Seine Wangen laufen so rot an wie die Finger brennen, um den Becher gelegt. Dahinein löffelt er Zucker und rührt, als ob sein Seelenheil davon abhänge, mit seiner Absicht vor Augen, auch wenn sie geifert wäre es ein gutes Leben, wenn sie es ihm gewähre.

Nach einer Weile Schweigen greift Helena in die Tischlade und entnimmt, unter dem bei Emilies Damenkreis ausgeliehenen Buch, eine Ausgabe der Gartenlaube, schiebt sie ihm hin.
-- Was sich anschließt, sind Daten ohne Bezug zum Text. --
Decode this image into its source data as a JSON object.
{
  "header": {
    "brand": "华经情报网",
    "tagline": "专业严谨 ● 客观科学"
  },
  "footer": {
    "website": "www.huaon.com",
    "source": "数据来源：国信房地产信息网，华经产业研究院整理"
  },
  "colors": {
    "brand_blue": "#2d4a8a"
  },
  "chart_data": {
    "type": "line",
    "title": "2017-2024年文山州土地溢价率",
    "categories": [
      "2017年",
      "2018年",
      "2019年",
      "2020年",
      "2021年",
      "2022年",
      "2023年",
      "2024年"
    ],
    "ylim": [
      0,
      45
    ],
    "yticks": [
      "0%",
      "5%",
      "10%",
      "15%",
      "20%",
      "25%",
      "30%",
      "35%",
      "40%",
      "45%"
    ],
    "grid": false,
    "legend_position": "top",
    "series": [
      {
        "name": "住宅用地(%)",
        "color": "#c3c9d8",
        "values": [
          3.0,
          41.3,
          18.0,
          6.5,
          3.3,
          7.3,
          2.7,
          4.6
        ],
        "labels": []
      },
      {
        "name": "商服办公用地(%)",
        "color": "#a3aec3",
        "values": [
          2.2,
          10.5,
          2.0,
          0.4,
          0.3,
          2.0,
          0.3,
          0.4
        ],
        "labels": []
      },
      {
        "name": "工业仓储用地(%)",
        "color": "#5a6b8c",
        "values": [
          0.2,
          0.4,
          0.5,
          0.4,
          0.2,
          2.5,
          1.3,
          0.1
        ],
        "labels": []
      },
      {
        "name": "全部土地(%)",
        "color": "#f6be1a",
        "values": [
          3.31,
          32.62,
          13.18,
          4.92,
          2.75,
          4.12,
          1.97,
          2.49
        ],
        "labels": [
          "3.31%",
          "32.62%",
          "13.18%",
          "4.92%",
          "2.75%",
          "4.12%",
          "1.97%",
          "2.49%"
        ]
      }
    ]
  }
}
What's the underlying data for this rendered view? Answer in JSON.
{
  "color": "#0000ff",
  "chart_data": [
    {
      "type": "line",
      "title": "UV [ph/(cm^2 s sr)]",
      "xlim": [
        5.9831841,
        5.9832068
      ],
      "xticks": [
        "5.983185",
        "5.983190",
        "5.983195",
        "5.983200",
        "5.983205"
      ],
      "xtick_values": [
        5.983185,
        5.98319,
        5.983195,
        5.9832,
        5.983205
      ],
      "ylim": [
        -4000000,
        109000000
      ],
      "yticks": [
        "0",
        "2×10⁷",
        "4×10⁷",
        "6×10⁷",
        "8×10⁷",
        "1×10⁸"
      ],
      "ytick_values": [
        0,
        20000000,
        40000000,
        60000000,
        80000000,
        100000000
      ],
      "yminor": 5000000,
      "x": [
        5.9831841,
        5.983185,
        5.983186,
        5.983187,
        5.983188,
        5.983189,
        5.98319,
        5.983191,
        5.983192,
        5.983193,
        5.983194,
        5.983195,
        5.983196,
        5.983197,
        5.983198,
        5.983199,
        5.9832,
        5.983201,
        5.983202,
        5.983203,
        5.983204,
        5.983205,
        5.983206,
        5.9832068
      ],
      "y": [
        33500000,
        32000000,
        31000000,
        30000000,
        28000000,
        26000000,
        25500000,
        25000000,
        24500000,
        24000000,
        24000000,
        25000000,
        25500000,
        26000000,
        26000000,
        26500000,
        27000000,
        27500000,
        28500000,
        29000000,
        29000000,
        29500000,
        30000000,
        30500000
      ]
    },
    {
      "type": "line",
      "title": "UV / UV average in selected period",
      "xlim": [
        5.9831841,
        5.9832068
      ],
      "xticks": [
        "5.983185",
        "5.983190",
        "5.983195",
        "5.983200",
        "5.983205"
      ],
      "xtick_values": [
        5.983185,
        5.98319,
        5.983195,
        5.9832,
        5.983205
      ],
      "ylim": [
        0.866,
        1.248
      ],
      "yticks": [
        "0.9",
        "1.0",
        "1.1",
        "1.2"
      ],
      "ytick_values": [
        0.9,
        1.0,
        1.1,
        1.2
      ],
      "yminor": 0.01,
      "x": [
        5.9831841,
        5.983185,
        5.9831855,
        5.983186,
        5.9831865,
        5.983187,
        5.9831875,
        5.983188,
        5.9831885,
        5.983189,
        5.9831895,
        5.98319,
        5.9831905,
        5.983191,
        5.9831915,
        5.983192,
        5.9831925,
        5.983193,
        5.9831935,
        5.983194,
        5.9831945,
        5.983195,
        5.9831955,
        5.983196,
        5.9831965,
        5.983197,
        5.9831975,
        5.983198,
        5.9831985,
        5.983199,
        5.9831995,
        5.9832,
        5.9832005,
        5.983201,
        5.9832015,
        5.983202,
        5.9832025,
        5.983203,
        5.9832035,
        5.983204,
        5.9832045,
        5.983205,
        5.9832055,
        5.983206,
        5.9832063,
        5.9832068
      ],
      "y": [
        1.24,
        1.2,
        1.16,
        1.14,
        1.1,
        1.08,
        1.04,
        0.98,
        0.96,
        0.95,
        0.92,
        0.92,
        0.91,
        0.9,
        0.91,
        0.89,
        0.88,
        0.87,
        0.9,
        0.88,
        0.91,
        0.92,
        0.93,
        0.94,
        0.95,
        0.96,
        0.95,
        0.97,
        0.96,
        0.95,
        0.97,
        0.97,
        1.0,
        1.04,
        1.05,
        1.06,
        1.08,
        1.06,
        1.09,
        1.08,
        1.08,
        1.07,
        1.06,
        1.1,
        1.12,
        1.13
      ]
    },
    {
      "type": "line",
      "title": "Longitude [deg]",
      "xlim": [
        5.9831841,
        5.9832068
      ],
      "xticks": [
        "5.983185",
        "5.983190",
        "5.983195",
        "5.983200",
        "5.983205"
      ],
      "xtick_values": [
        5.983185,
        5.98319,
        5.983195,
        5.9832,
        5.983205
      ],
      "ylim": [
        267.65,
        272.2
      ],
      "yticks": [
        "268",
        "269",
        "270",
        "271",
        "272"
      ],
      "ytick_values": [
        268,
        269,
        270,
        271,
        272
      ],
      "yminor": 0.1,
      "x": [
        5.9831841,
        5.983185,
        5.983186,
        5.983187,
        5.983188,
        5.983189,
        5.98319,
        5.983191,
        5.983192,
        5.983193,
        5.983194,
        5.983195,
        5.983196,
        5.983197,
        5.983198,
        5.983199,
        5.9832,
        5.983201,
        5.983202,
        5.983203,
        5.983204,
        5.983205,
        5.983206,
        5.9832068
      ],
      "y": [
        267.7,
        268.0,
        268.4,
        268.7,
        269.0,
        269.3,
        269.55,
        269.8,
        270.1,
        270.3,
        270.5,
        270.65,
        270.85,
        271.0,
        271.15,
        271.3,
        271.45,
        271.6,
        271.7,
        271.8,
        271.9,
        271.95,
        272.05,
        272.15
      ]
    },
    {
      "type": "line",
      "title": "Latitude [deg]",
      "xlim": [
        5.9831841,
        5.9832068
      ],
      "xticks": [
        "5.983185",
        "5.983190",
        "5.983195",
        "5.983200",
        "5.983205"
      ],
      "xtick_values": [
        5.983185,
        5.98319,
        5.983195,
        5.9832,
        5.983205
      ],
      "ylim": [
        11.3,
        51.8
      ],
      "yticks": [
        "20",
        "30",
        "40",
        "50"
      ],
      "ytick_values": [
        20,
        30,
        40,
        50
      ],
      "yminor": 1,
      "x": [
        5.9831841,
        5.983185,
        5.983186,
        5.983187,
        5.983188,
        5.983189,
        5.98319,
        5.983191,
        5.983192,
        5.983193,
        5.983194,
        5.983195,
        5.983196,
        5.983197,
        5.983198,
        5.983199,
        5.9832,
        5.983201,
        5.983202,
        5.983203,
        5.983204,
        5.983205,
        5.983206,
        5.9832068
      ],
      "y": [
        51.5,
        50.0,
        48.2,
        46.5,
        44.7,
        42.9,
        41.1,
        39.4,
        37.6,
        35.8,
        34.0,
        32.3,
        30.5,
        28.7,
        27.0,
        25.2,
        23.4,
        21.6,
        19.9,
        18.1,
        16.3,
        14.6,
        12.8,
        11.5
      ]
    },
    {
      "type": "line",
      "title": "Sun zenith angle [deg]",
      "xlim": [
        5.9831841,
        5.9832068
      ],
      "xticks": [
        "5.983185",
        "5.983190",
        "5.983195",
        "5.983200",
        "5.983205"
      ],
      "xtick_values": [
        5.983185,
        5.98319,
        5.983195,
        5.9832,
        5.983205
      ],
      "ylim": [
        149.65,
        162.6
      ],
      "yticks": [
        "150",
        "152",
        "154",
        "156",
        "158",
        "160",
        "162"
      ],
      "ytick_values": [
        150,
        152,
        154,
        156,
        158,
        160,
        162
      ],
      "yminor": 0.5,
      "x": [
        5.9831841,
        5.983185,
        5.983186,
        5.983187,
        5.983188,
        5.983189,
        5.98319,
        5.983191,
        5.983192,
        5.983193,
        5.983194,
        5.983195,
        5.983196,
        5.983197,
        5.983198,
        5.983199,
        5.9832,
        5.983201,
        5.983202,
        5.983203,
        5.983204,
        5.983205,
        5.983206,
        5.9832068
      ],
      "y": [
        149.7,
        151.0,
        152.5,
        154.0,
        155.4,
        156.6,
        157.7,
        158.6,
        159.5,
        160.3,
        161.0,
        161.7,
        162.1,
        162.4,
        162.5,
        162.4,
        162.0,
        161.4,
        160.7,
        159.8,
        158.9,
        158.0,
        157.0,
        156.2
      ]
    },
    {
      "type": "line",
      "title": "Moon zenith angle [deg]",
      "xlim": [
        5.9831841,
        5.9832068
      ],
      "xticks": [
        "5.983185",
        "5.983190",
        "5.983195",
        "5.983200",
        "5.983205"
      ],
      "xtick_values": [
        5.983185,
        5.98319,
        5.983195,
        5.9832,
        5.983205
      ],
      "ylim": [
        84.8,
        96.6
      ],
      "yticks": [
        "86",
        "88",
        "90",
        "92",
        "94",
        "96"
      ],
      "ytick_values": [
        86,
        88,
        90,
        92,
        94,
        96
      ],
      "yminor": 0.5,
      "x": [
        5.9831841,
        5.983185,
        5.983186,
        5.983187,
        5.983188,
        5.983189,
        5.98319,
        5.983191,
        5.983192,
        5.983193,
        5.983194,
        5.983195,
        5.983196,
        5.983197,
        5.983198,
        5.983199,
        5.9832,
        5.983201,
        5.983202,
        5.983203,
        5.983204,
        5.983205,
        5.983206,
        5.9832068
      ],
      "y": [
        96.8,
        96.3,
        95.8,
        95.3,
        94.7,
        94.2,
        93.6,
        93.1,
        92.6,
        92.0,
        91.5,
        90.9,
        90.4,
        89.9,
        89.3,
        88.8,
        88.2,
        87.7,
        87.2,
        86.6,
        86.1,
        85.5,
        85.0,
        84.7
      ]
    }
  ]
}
„Zum Kamin geh, lies mir vor wie einst Joos. Dazu nutzt der Sturz durch die Luke, die dich Fallenjäger so seltsam einfing. Waren höhere Mächte in dem Spiel, zeige mir, du taugst mehr als ein Sprung im Topf.“ Sie deutet gen Wandtisch mit den Schüsseln der Morgenmilch für den Käse, und meint den Eimer mit Rüben und Kartoffeln daneben. „Später schnipple alles Gemüse in den Eisentopf für die Abendsuppe. Ich nähe für ein Kaufhaus Stofftiere, und die sollen meine Saisonarbeit im Laden von Putzenius ergänzen.“

 

„Mache ich nur, wenn du hernach nicht mehr aufgebracht bist.“

Er sieht sie einsichtig an, und zugleich starrsinnig. Am warmen Sims sitzend, liest er bald andachtsvoll eine Ballade vor, und fühlt, was sie, so nahe bei Helena, in seinen Sinnen berührt. Ein heimatliches Empfinden, ein anderes als mit Ella, dennoch ein sehr gutes.

Am Nachmittag bringt Ansgar den reparierten Lukendeckel wieder an, und kommt zum Aufwärmen herein. Er tauscht mit Vedder fragende Blicke. Danach schlägt er, laut Friederike, Helena vor, einen Anbau für ein Badezimmer zu mauern, damit das Graben in Richtung Brunnen und alles Abwasser in den Obstgarten leichter zu erledigen wäre. Für ein Spülklosett und die moderne und komfortable Badeausstattung würde er auch sorgen.

„So bleibt deine Kammer anderweitigem Gebrauch frei. Unsere Logierräume soll ich auch mit Bädern richten. Den Herd bringe ich im Dustern, der muss nicht an die große Glocke.“

Vedder traut seinen Ohren kaum, runzelt nur seine Stirn.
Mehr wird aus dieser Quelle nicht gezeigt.